Finalmente se le separó y se acomodó los calzones. Unos instantes más tarde entraron Verónica y Lorena seguidas de Paty y Susana. Siguiendo las instrucciones dictadas por Lorena, Paty y Susana fueron quitándole las pinzas de una en una. Dando tiempo para que Alejandro experimentara sin distracciones el dolor provocado por la sangre, al regresar al área comprimida. Alejandro vio que Silvia se reía entre dientes, conocedora de que al quitar las pinzas no todo es alivio.
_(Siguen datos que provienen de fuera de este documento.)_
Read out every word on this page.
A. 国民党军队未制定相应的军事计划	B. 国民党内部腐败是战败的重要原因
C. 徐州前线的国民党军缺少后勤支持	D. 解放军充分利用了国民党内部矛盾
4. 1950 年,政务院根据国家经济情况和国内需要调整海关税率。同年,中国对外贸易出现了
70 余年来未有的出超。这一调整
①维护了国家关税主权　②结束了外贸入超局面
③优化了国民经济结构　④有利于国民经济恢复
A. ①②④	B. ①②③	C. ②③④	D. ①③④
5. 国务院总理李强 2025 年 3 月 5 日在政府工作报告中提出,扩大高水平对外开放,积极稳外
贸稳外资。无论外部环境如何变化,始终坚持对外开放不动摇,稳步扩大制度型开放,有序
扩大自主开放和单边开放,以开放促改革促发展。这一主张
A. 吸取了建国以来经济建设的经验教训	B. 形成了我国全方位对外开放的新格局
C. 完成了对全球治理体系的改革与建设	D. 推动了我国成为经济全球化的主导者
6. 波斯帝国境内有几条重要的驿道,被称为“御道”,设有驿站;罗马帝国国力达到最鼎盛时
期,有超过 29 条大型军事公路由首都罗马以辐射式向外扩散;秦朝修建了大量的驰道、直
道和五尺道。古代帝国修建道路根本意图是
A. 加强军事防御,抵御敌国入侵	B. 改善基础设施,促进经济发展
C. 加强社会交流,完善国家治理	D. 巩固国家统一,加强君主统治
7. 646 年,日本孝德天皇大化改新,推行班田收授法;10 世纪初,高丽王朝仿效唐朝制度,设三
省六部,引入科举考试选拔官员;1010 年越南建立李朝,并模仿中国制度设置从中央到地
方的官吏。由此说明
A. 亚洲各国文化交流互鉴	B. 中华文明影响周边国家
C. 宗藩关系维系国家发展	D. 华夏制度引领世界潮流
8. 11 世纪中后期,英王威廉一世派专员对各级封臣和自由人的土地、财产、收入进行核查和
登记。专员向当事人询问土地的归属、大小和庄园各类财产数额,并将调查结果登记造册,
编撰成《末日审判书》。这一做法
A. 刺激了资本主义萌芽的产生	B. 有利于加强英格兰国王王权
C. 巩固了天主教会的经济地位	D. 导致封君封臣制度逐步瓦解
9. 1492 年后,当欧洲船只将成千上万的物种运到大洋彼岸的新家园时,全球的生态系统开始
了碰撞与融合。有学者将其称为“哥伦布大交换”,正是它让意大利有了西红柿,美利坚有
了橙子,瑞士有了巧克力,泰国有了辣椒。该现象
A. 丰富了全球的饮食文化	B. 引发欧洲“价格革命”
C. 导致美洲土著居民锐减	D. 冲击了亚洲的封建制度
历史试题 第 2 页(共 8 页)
Toda intimidad, aunque reciente, Silvia ya la había hecha a un lado. Todas las pinzas fueron retiradas, con su respectiva oleada de dolor cada una, que Alejandro tuvo que sufrir viendo como ellas lo disfrutaban. Siguieron las cubetitas de las canicas y luego los cordones. Igualmente la sangre regresó como los niños a la playa, atropelladamente y pasando por encima de lo que fuera, con griterío y manoteo. Varios minutos le duró el hormigueo y las extrañas sensaciones, al recuperar la sensibilidad y al recuperar todos los componentes su tamaño.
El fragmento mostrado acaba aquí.